Back in the 80's I was working at a company building a project. It had a special chip that was very delicate. So during assembly they would delay installation of that chip to the last possible moment. Once installed the system worked. But when the technician added some electronics to the job the chip would blow out. They couldn't figure it out until I happened to have my hand on the metal casing while the board was under test. I also happened to touch the power strip that was properly grounded. I felt a small AC voltage passing through my body. Apparently the outlet the computer test rig was plugged into had a ground fault, and the AC I was feeling was coming from inductance in the test cable. Some 68 volts. When the tech would touch the soldering iron - properly grounded - the 68 volts would blow out the chip. It was an accidental discovery, but one that solved the problem.

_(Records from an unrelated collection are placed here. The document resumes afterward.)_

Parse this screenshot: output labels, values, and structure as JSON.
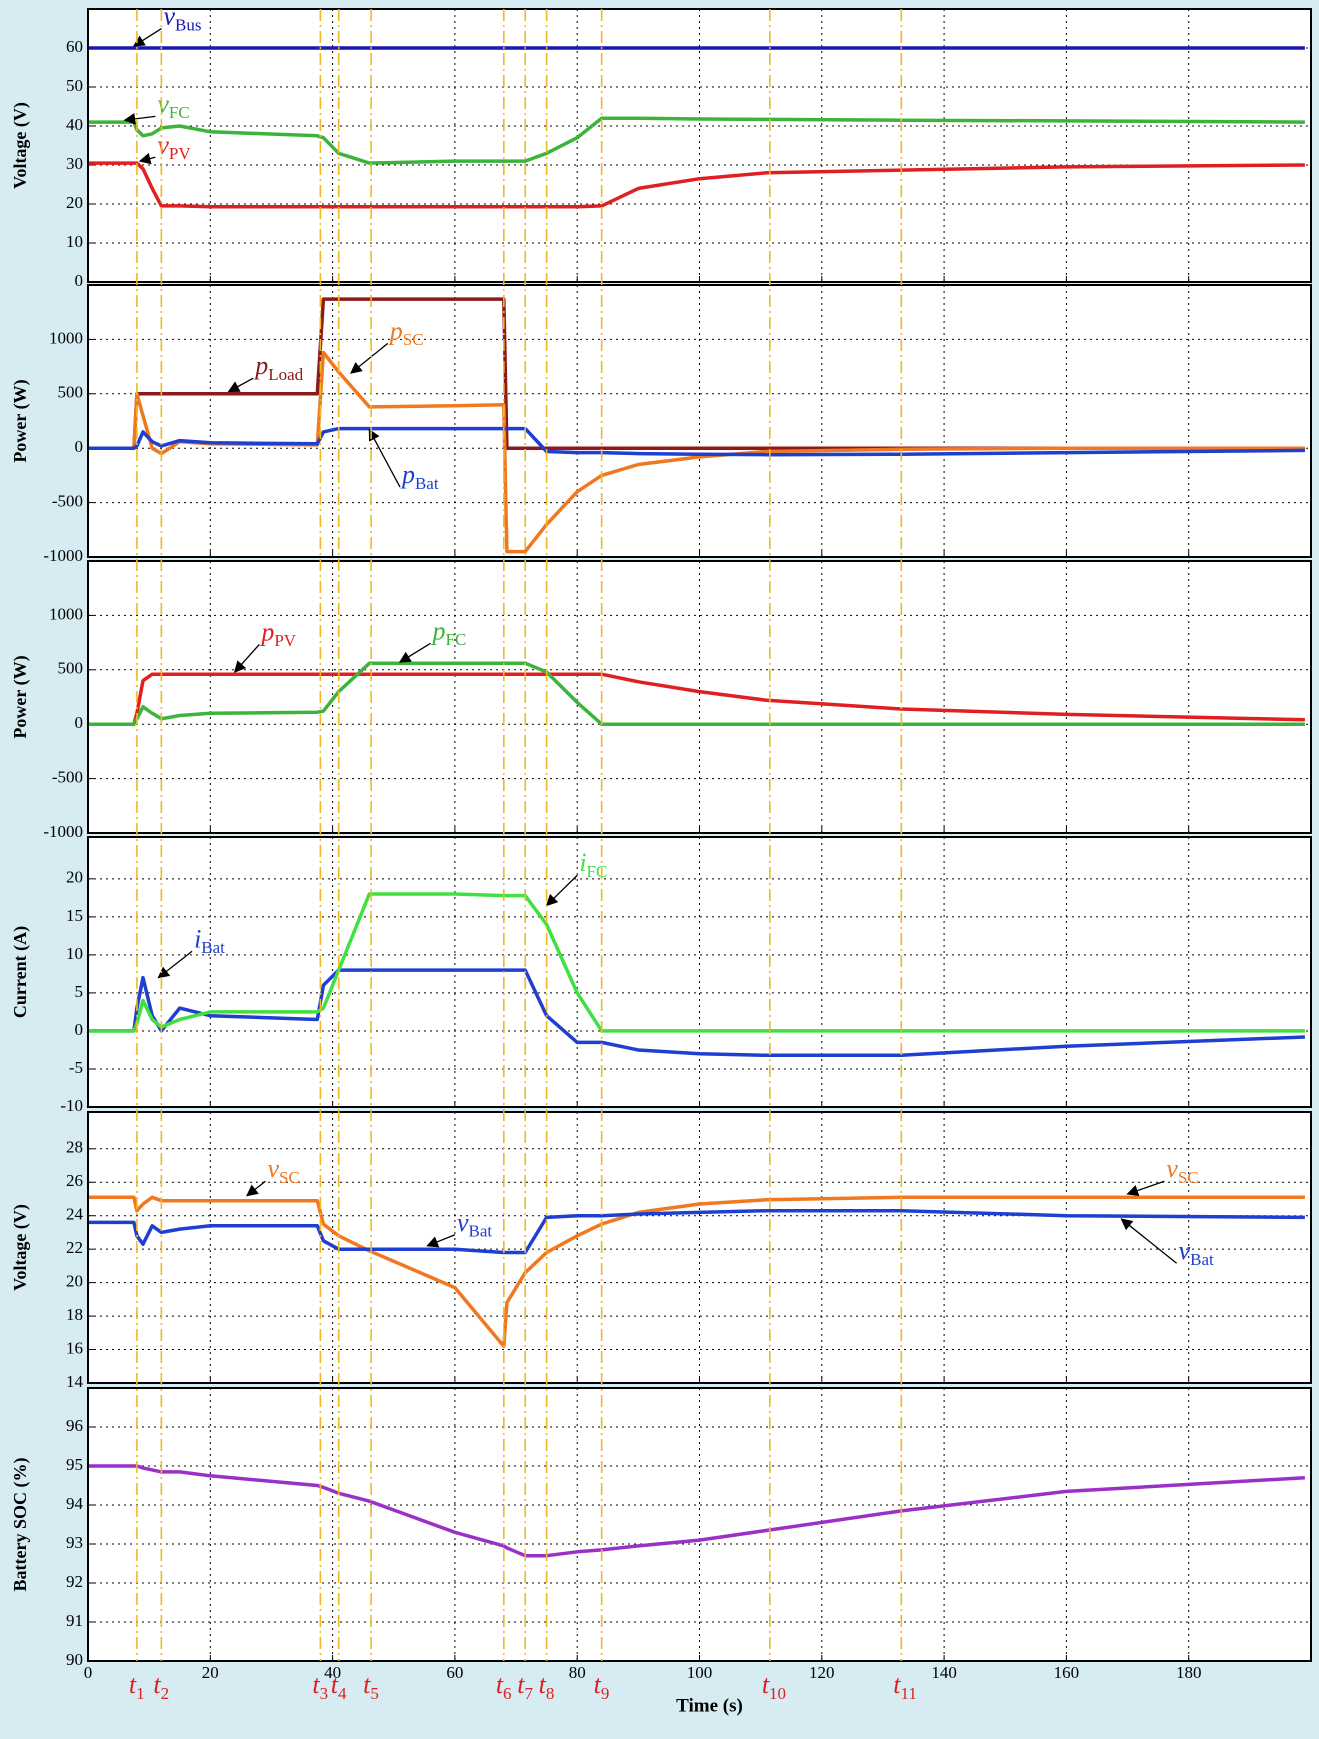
{
  "chart_data": [
    {
      "type": "line",
      "ylabel": "Voltage (V)",
      "grid": true,
      "xlim": [
        0,
        200
      ],
      "xticks": [
        0,
        20,
        40,
        60,
        80,
        100,
        120,
        140,
        160,
        180
      ],
      "ylim": [
        0,
        70
      ],
      "yticks": [
        0,
        10,
        20,
        30,
        40,
        50,
        60
      ],
      "x": [
        0,
        7.5,
        8,
        9,
        10.5,
        12,
        15,
        20,
        37.5,
        38.5,
        41,
        46,
        60,
        68,
        68.5,
        71.5,
        75,
        80,
        84,
        90,
        100,
        111,
        133,
        160,
        199
      ],
      "series": [
        {
          "name": "vBus",
          "color": "#1a1ab4",
          "values": [
            60,
            60,
            60,
            60,
            60,
            60,
            60,
            60,
            60,
            60,
            60,
            60,
            60,
            60,
            60,
            60,
            60,
            60,
            60,
            60,
            60,
            60,
            60,
            60,
            60
          ]
        },
        {
          "name": "vFC",
          "color": "#3cb43c",
          "values": [
            41,
            41,
            39,
            37.5,
            38,
            39.5,
            40,
            38.5,
            37.5,
            37,
            33,
            30.5,
            31,
            31,
            31,
            31,
            33,
            37,
            42,
            42,
            41.8,
            41.7,
            41.5,
            41.3,
            41
          ]
        },
        {
          "name": "vPV",
          "color": "#e02020",
          "values": [
            30.5,
            30.5,
            30.5,
            29,
            24,
            19.5,
            19.5,
            19.3,
            19.3,
            19.3,
            19.3,
            19.3,
            19.3,
            19.3,
            19.3,
            19.3,
            19.3,
            19.3,
            19.5,
            24,
            26.5,
            28,
            28.7,
            29.5,
            30
          ]
        }
      ]
    },
    {
      "type": "line",
      "ylabel": "Power (W)",
      "grid": true,
      "xlim": [
        0,
        200
      ],
      "xticks": [
        0,
        20,
        40,
        60,
        80,
        100,
        120,
        140,
        160,
        180
      ],
      "ylim": [
        -1000,
        1500
      ],
      "yticks": [
        -1000,
        -500,
        0,
        500,
        1000
      ],
      "x": [
        0,
        7.5,
        8,
        9,
        10.5,
        12,
        15,
        20,
        37.5,
        38.5,
        41,
        46,
        60,
        68,
        68.5,
        71.5,
        75,
        80,
        84,
        90,
        100,
        111,
        133,
        160,
        199
      ],
      "series": [
        {
          "name": "pLoad",
          "color": "#8b1a1a",
          "values": [
            0,
            0,
            500,
            500,
            500,
            500,
            500,
            500,
            500,
            1370,
            1370,
            1370,
            1370,
            1370,
            0,
            0,
            0,
            0,
            0,
            0,
            0,
            0,
            0,
            0,
            0
          ]
        },
        {
          "name": "pSC",
          "color": "#f07820",
          "values": [
            0,
            0,
            500,
            300,
            0,
            -50,
            60,
            40,
            30,
            880,
            700,
            380,
            390,
            400,
            -950,
            -950,
            -700,
            -400,
            -250,
            -150,
            -80,
            -30,
            -10,
            0,
            0
          ]
        },
        {
          "name": "pBat",
          "color": "#1f3fd0",
          "values": [
            0,
            0,
            20,
            150,
            60,
            20,
            70,
            50,
            40,
            150,
            180,
            180,
            180,
            180,
            180,
            180,
            -30,
            -40,
            -40,
            -50,
            -55,
            -60,
            -55,
            -40,
            -20
          ]
        }
      ]
    },
    {
      "type": "line",
      "ylabel": "Power (W)",
      "grid": true,
      "xlim": [
        0,
        200
      ],
      "xticks": [
        0,
        20,
        40,
        60,
        80,
        100,
        120,
        140,
        160,
        180
      ],
      "ylim": [
        -1000,
        1500
      ],
      "yticks": [
        -1000,
        -500,
        0,
        500,
        1000
      ],
      "x": [
        0,
        7.5,
        8,
        9,
        10.5,
        12,
        15,
        20,
        37.5,
        38.5,
        41,
        46,
        60,
        68,
        68.5,
        71.5,
        75,
        80,
        84,
        90,
        100,
        111,
        133,
        160,
        199
      ],
      "series": [
        {
          "name": "pPV",
          "color": "#e02020",
          "values": [
            0,
            0,
            100,
            400,
            460,
            460,
            460,
            460,
            460,
            460,
            460,
            460,
            460,
            460,
            460,
            460,
            460,
            460,
            460,
            390,
            300,
            220,
            140,
            90,
            40
          ]
        },
        {
          "name": "pFC",
          "color": "#3cb43c",
          "values": [
            0,
            0,
            50,
            160,
            100,
            50,
            80,
            100,
            110,
            120,
            300,
            560,
            560,
            560,
            560,
            560,
            480,
            200,
            0,
            0,
            0,
            0,
            0,
            0,
            0
          ]
        }
      ]
    },
    {
      "type": "line",
      "ylabel": "Current (A)",
      "grid": true,
      "xlim": [
        0,
        200
      ],
      "xticks": [
        0,
        20,
        40,
        60,
        80,
        100,
        120,
        140,
        160,
        180
      ],
      "ylim": [
        -10,
        25.5
      ],
      "yticks": [
        -10,
        -5,
        0,
        5,
        10,
        15,
        20
      ],
      "x": [
        0,
        7.5,
        8,
        9,
        10.5,
        12,
        15,
        20,
        37.5,
        38.5,
        41,
        46,
        60,
        68,
        68.5,
        71.5,
        75,
        80,
        84,
        90,
        100,
        111,
        133,
        160,
        199
      ],
      "series": [
        {
          "name": "iBat",
          "color": "#1f3fd0",
          "values": [
            0,
            0,
            3,
            7,
            2,
            0,
            3,
            2,
            1.5,
            6,
            8,
            8,
            8,
            8,
            8,
            8,
            2,
            -1.5,
            -1.5,
            -2.5,
            -3,
            -3.2,
            -3.2,
            -2,
            -0.8
          ]
        },
        {
          "name": "iFC",
          "color": "#40e040",
          "values": [
            0,
            0,
            1,
            4,
            1.5,
            0.5,
            1.5,
            2.5,
            2.5,
            3,
            8,
            18,
            18,
            17.8,
            17.8,
            17.8,
            14,
            5,
            0,
            0,
            0,
            0,
            0,
            0,
            0
          ]
        }
      ]
    },
    {
      "type": "line",
      "ylabel": "Voltage (V)",
      "grid": true,
      "xlim": [
        0,
        200
      ],
      "xticks": [
        0,
        20,
        40,
        60,
        80,
        100,
        120,
        140,
        160,
        180
      ],
      "ylim": [
        14,
        30.2
      ],
      "yticks": [
        14,
        16,
        18,
        20,
        22,
        24,
        26,
        28
      ],
      "x": [
        0,
        7.5,
        8,
        9,
        10.5,
        12,
        15,
        20,
        37.5,
        38.5,
        41,
        46,
        60,
        68,
        68.5,
        71.5,
        75,
        80,
        84,
        90,
        100,
        111,
        133,
        160,
        199
      ],
      "series": [
        {
          "name": "vSC",
          "color": "#f07820",
          "values": [
            25.1,
            25.1,
            24.3,
            24.7,
            25.1,
            24.9,
            24.9,
            24.9,
            24.9,
            23.5,
            22.8,
            21.9,
            19.7,
            16.2,
            18.8,
            20.6,
            21.8,
            22.8,
            23.5,
            24.2,
            24.7,
            24.95,
            25.1,
            25.1,
            25.1
          ]
        },
        {
          "name": "vBat",
          "color": "#1f3fd0",
          "values": [
            23.6,
            23.6,
            22.8,
            22.3,
            23.4,
            23,
            23.2,
            23.4,
            23.4,
            22.5,
            22,
            22,
            22,
            21.8,
            21.8,
            21.8,
            23.9,
            24,
            24,
            24.1,
            24.2,
            24.3,
            24.3,
            24,
            23.9
          ]
        }
      ]
    },
    {
      "type": "line",
      "ylabel": "Battery SOC (%)",
      "xlabel": "Time (s)",
      "grid": true,
      "xlim": [
        0,
        200
      ],
      "xticks": [
        0,
        20,
        40,
        60,
        80,
        100,
        120,
        140,
        160,
        180
      ],
      "ylim": [
        90,
        97
      ],
      "yticks": [
        90,
        91,
        92,
        93,
        94,
        95,
        96
      ],
      "x": [
        0,
        7.5,
        8,
        9,
        10.5,
        12,
        15,
        20,
        37.5,
        38.5,
        41,
        46,
        60,
        68,
        68.5,
        71.5,
        75,
        80,
        84,
        90,
        100,
        111,
        133,
        160,
        199
      ],
      "series": [
        {
          "name": "SOC",
          "color": "#9b30c8",
          "values": [
            95,
            95,
            95,
            94.95,
            94.9,
            94.85,
            94.85,
            94.75,
            94.5,
            94.45,
            94.3,
            94.1,
            93.3,
            92.95,
            92.9,
            92.7,
            92.7,
            92.8,
            92.85,
            92.95,
            93.1,
            93.35,
            93.85,
            94.35,
            94.7
          ]
        }
      ],
      "annotations": [
        {
          "value": 8,
          "label": "t1"
        },
        {
          "value": 12,
          "label": "t2"
        },
        {
          "value": 38,
          "label": "t3"
        },
        {
          "value": 41,
          "label": "t4"
        },
        {
          "value": 46.3,
          "label": "t5"
        },
        {
          "value": 68,
          "label": "t6"
        },
        {
          "value": 71.5,
          "label": "t7"
        },
        {
          "value": 75,
          "label": "t8"
        },
        {
          "value": 84,
          "label": "t9"
        },
        {
          "value": 111.5,
          "label": "t10"
        },
        {
          "value": 133,
          "label": "t11"
        }
      ]
    }
  ]
}
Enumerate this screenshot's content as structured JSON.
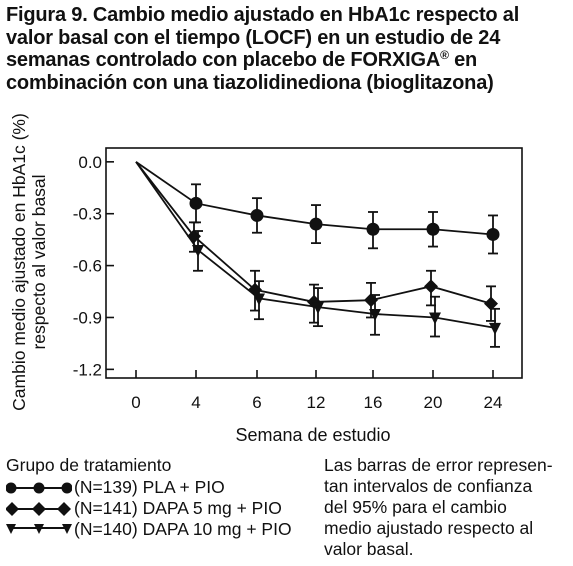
{
  "title": {
    "lines": [
      "Figura 9. Cambio medio ajustado en HbA1c respecto al",
      "valor basal con el tiempo (LOCF) en un estudio de 24",
      "semanas controlado con placebo de FORXIGA",
      "combinación con una tiazolidinediona (bioglitazona)"
    ],
    "trademark": "®",
    "line3_suffix": " en"
  },
  "chart_data": {
    "type": "line",
    "xlabel": "Semana de estudio",
    "ylabel_lines": [
      "Cambio medio ajustado en HbA1c (%)",
      "respecto al valor basal"
    ],
    "x_ticks": [
      "0",
      "4",
      "6",
      "12",
      "16",
      "20",
      "24"
    ],
    "y_ticks": [
      "0.0",
      "-0.3",
      "-0.6",
      "-0.9",
      "-1.2"
    ],
    "y_tick_values": [
      0.0,
      -0.3,
      -0.6,
      -0.9,
      -1.2
    ],
    "ylim": [
      -1.25,
      0.08
    ],
    "grid": false,
    "legend_position": "bottom-left",
    "series": [
      {
        "name": "(N=139) PLA + PIO",
        "marker": "circle",
        "values": [
          0.0,
          -0.24,
          -0.31,
          -0.36,
          -0.39,
          -0.39,
          -0.42
        ],
        "lower": [
          0.0,
          -0.35,
          -0.41,
          -0.47,
          -0.5,
          -0.49,
          -0.53
        ],
        "upper": [
          0.0,
          -0.13,
          -0.21,
          -0.25,
          -0.29,
          -0.29,
          -0.31
        ]
      },
      {
        "name": "(N=141) DAPA 5 mg + PIO",
        "marker": "diamond",
        "values": [
          0.0,
          -0.43,
          -0.74,
          -0.81,
          -0.8,
          -0.72,
          -0.82
        ],
        "lower": [
          0.0,
          -0.52,
          -0.86,
          -0.93,
          -0.9,
          -0.83,
          -0.92
        ],
        "upper": [
          0.0,
          -0.35,
          -0.63,
          -0.71,
          -0.7,
          -0.63,
          -0.72
        ]
      },
      {
        "name": "(N=140) DAPA 10 mg + PIO",
        "marker": "triangle-down",
        "values": [
          0.0,
          -0.51,
          -0.79,
          -0.84,
          -0.88,
          -0.9,
          -0.96
        ],
        "lower": [
          0.0,
          -0.63,
          -0.91,
          -0.95,
          -1.0,
          -1.01,
          -1.07
        ],
        "upper": [
          0.0,
          -0.4,
          -0.69,
          -0.73,
          -0.77,
          -0.78,
          -0.85
        ]
      }
    ]
  },
  "legend": {
    "title": "Grupo de tratamiento"
  },
  "note_lines": [
    "Las barras de error represen-",
    "tan intervalos de confianza",
    "del 95% para el cambio",
    "medio ajustado respecto al",
    "valor basal."
  ]
}
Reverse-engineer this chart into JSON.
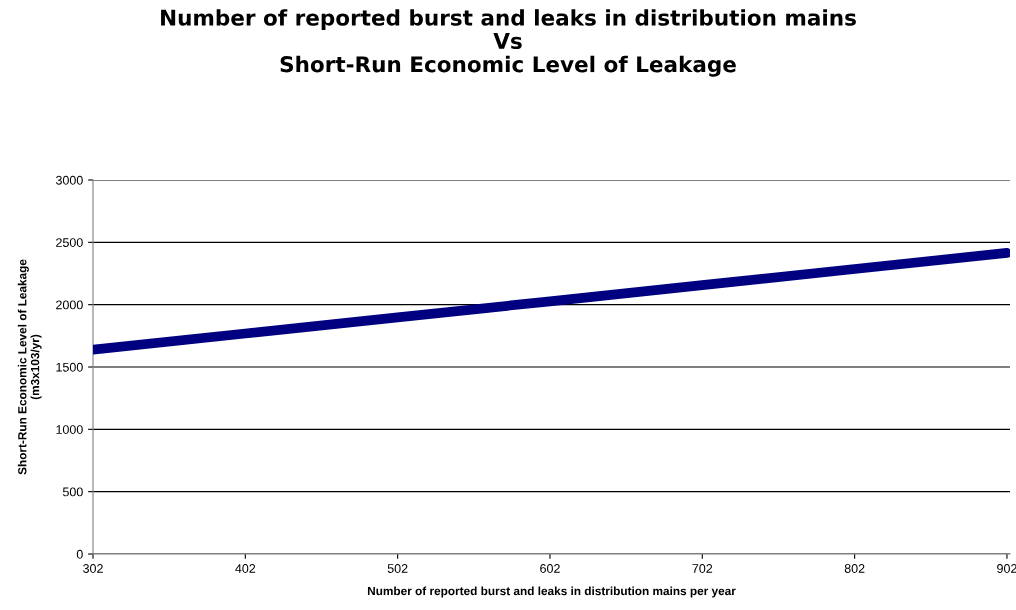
{
  "chart_data": {
    "type": "line",
    "title": "Number of reported burst and leaks in distribution mains\nVs\nShort-Run Economic Level of Leakage",
    "xlabel": "Number of reported burst and leaks in distribution mains per year",
    "ylabel": "Short-Run Economic Level of Leakage\n(m3x103/yr)",
    "x": [
      302,
      402,
      502,
      602,
      702,
      802,
      902
    ],
    "series": [
      {
        "color": "#000080",
        "values": [
          1640,
          1769,
          1898,
          2027,
          2157,
          2286,
          2415
        ]
      }
    ],
    "xlim": [
      302,
      904
    ],
    "xticks": [
      302,
      402,
      502,
      602,
      702,
      802,
      902
    ],
    "ylim": [
      0,
      3000
    ],
    "yticks": [
      0,
      500,
      1000,
      1500,
      2000,
      2500,
      3000
    ],
    "grid": "y",
    "legend": false,
    "marker": "none",
    "line_style": "solid"
  }
}
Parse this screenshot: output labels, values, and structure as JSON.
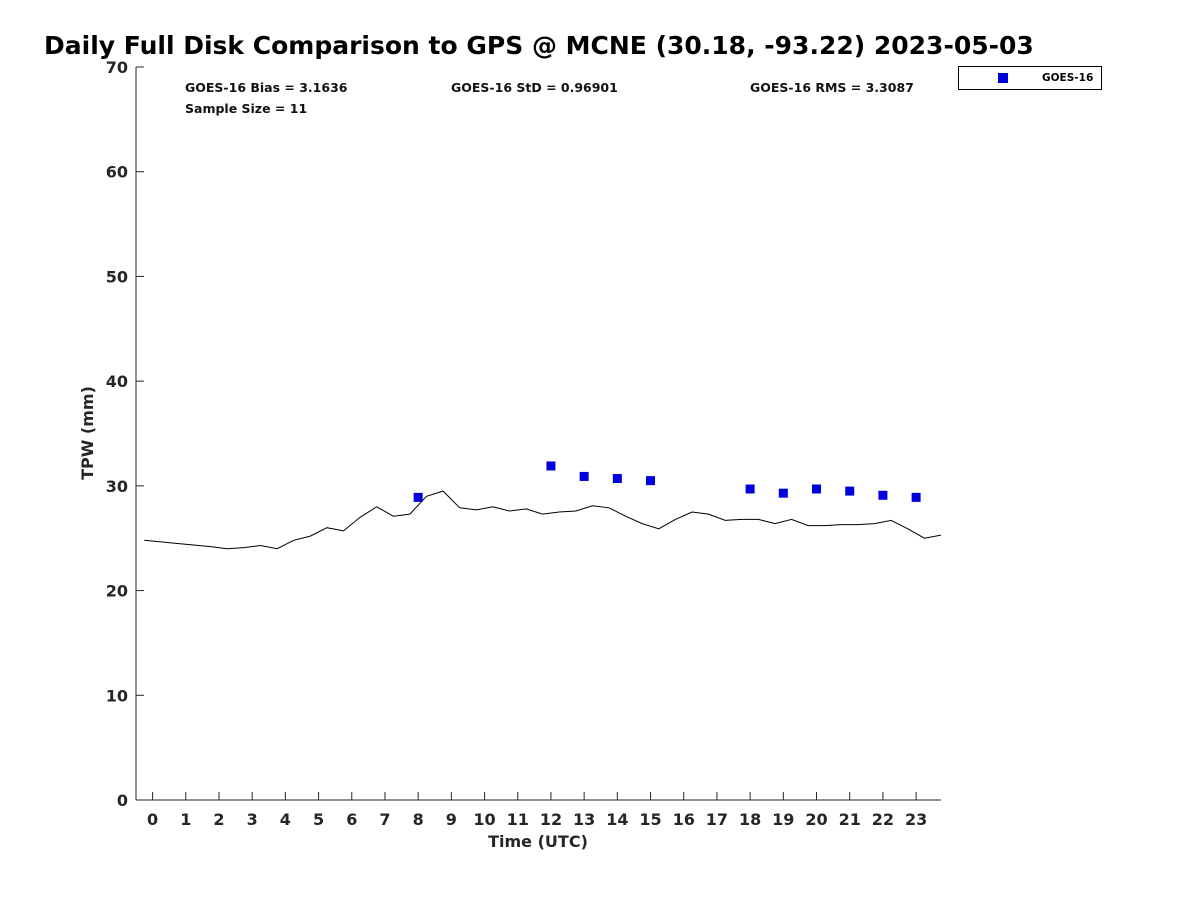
{
  "chart_data": {
    "type": "scatter",
    "title": "Daily Full Disk Comparison to GPS @ MCNE (30.18, -93.22) 2023-05-03",
    "xlabel": "Time (UTC)",
    "ylabel": "TPW (mm)",
    "xlim": [
      -0.5,
      23.75
    ],
    "ylim": [
      0,
      70
    ],
    "x_ticks": [
      0,
      1,
      2,
      3,
      4,
      5,
      6,
      7,
      8,
      9,
      10,
      11,
      12,
      13,
      14,
      15,
      16,
      17,
      18,
      19,
      20,
      21,
      22,
      23
    ],
    "y_ticks": [
      0,
      10,
      20,
      30,
      40,
      50,
      60,
      70
    ],
    "grid": false,
    "legend_position": "top-right-outside",
    "stats": {
      "bias": "GOES-16 Bias = 3.1636",
      "std": "GOES-16 StD = 0.96901",
      "rms": "GOES-16 RMS = 3.3087",
      "sample_size": "Sample Size = 11"
    },
    "series": [
      {
        "name": "GOES-16",
        "kind": "markers",
        "marker": "square",
        "color": "#0000dd",
        "x": [
          8,
          12,
          13,
          14,
          15,
          18,
          19,
          20,
          21,
          22,
          23
        ],
        "y": [
          28.9,
          31.9,
          30.9,
          30.7,
          30.5,
          29.7,
          29.3,
          29.7,
          29.5,
          29.1,
          28.9
        ]
      },
      {
        "kind": "line",
        "color": "#000000",
        "x": [
          -0.25,
          0.75,
          1.75,
          2.25,
          2.75,
          3.25,
          3.75,
          4.25,
          4.75,
          5.25,
          5.75,
          6.25,
          6.75,
          7.25,
          7.75,
          8.25,
          8.75,
          9.25,
          9.75,
          10.25,
          10.75,
          11.25,
          11.75,
          12.25,
          12.75,
          13.25,
          13.75,
          14.25,
          14.75,
          15.25,
          15.75,
          16.25,
          16.75,
          17.25,
          17.75,
          18.25,
          18.75,
          19.25,
          19.75,
          20.25,
          20.75,
          21.25,
          21.75,
          22.25,
          22.75,
          23.25,
          23.75
        ],
        "y": [
          24.8,
          24.5,
          24.2,
          24.0,
          24.1,
          24.3,
          24.0,
          24.8,
          25.2,
          26.0,
          25.7,
          27.0,
          28.0,
          27.1,
          27.3,
          29.0,
          29.5,
          27.9,
          27.7,
          28.0,
          27.6,
          27.8,
          27.3,
          27.5,
          27.6,
          28.1,
          27.9,
          27.1,
          26.4,
          25.9,
          26.8,
          27.5,
          27.3,
          26.7,
          26.8,
          26.8,
          26.4,
          26.8,
          26.2,
          26.2,
          26.3,
          26.3,
          26.4,
          26.7,
          25.9,
          25.0,
          25.3
        ]
      }
    ]
  }
}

What Bender (@Wolframore) was saying, this is why I fully agree with his assessment. Incidentally, you'll probably get more light, heat and energy out of a fire than you will out of LED's lit by that fire. Testing with a cold iron should shed light on where the power is coming from.
 

Thread Starter

visionofast

Joined Oct 17, 2018
106
thanks for the tips,It was inducted current indeed,checked with the cold iron and proved.
I had seen similar occurrence with testers and phasemeter screw drivers.
Just surprised with that kind of brightness for LEDs against a usual inducted AC voltage.
 

Wolframore

Joined Jan 21, 2019
2,619
We used to cook lizards by taping them to poles and putting them up to the microwave waveguide... those were only the 100 watt transmitters... the real scary ones had 5kW klystron amplifiers. Either one would make fluorescent bulbs light and cook hot dogs for fun while bored in the desert... your iron is 25-40 watts @ 12-24V but the iron is a poor antenna and LED is poor receiver... it's always magic though.
 

Thread Starter

visionofast

Joined Oct 17, 2018
106
We used to cook lizards by taping them to poles and putting them up to the microwave waveguide... those were only the 100 watt transmitters... the real scary ones had 5kW klystron amplifiers. Either one would make fluorescent bulbs light and cook hot dogs for fun while bored in the desert... your iron is 25-40 watts @ 12-24V but the iron is a poor antenna and LED is poor receiver... it's always magic though.
wow...so,be careful not to bother Tesla's soul in his coffin:cool:
 

MisterBill2

Joined Jan 23, 2018
27,507
We used to cook lizards by taping them to poles and putting them up to the microwave waveguide... those were only the 100 watt transmitters... the real scary ones had 5kW klystron amplifiers. Either one would make fluorescent bulbs light and cook hot dogs for fun while bored in the desert... your iron is 25-40 watts @ 12-24V but the iron is a poor antenna and LED is poor receiver... it's always magic though.
Did you ever see a seagull get cooked flying in front of a big radar on a navy ship? It would cook a human almost as fast. They claimed it was "only" 5 megawatts, used for spotting ICBMs from a long distance away. THAT was impressive.
 

Wolframore

Joined Jan 21, 2019
2,619
Did you ever see a seagull get cooked flying in front of a big radar on a navy ship? It would cook a human almost as fast. They claimed it was "only" 5 megawatts, used for spotting ICBMs from a long distance away. THAT was impressive.
That’s pretty cool. Would love to see the amplifiers for that!!!
 

MisterBill2

Joined Jan 23, 2018
27,507
NOBODY had any clue what the magnetrons for the big shipboard radar system looked like. That area was far off limits and well guarded. Probably just as well, considering the power levels involved.